The agricultural industry has been widely discussed in the run up to Brexit and has been somewhat controversial. David Cameron's farming minister George Eustice told the National Farmers' Union (NFU) that they would 'do far better as a country if we ended the supremacy of Europe and shaped new fresh-thinking policies that really deliver for our agriculture.' In contrast to Eustice's opinion, the secretary of state for environment, farming and rural affairs Liz Truss pleaded with farmers to say within the EU.

How does agriculture benefit from the EU?

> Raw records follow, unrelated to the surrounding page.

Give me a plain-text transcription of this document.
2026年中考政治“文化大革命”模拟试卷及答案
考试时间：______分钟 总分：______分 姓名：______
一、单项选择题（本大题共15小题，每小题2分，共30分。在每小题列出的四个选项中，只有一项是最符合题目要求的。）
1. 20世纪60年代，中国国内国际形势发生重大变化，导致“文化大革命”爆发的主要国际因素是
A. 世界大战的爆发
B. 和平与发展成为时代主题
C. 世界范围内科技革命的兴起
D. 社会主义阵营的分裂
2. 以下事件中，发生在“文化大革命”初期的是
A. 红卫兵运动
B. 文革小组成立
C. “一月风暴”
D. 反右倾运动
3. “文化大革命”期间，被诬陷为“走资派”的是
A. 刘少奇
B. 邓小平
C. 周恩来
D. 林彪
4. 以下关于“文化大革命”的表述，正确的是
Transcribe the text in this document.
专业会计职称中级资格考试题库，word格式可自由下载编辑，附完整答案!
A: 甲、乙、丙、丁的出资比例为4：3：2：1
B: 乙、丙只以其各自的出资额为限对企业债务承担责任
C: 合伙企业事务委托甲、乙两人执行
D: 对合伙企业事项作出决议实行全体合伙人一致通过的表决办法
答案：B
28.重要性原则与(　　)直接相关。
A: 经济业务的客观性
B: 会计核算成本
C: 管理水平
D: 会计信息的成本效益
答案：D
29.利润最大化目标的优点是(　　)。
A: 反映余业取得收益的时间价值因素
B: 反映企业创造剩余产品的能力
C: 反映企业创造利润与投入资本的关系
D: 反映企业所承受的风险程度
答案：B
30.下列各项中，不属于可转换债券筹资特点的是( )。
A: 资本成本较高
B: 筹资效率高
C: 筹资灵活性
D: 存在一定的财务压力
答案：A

The Common Agricultural Policy (CAP) is a cornerstone of the EU, costing nearly €58bn a year. The CAP was set up back in 1957 to sustain the EU's food supplies by further boosting all agricultural activity. CAP helps to provide financial support to around 12m farmers across Europe. Many farmers are worried that an exit from the EU would mean that farmers would mean that they would no longer be entitled to CAP and are unsure of what financial policies could further help them within the industry, therefore CAP is vital to the agricultural industry.
NFU online reported in 2014 that the EU is in the process of negotiating preferential trade agreements with an unprecedented number of third country partners. The European Commission stated that if it were to complete current free trade talks it would add around €275 billion to the GDP of the EU.

What will happen if we leave the EU?

Supporters of Brexit often refer to Norway and Switzerland as examples for how the UK could survive in the case of Brexit. Both countries are known to have set up their own versions of CAP which actually provide a higher level of support to farmers.

Leaving would mean that the UK would be freed from what some refer to as complexities and burdens of CAP, for example CAP greening. This innovation was brought under the 2013 CAP reform in order to make the direct payments system more environmentally friendly. Greening works via farmers receiving an area-based payment and therefore have to make use of various straight forward, non contractual practices that benefit both the environment and the climate.

Exiting the EU would provide the opportunity for the UK agricultural trade to strike up World Trade  and the prospect of being able to sell British agricultural and food markets to the world would leave the British economy in a much better condition post-Brexit than it is now.

This guide has been put together to create an unbiased view on how Britain benefits from the EU and how Britain could benefit in the event of a potential Brexit. We have addressed main concerns that have risen in the media in relation to each sector, in order to assist the general public in helping them to make what they feel is the correct decision on the 23rd June 2016.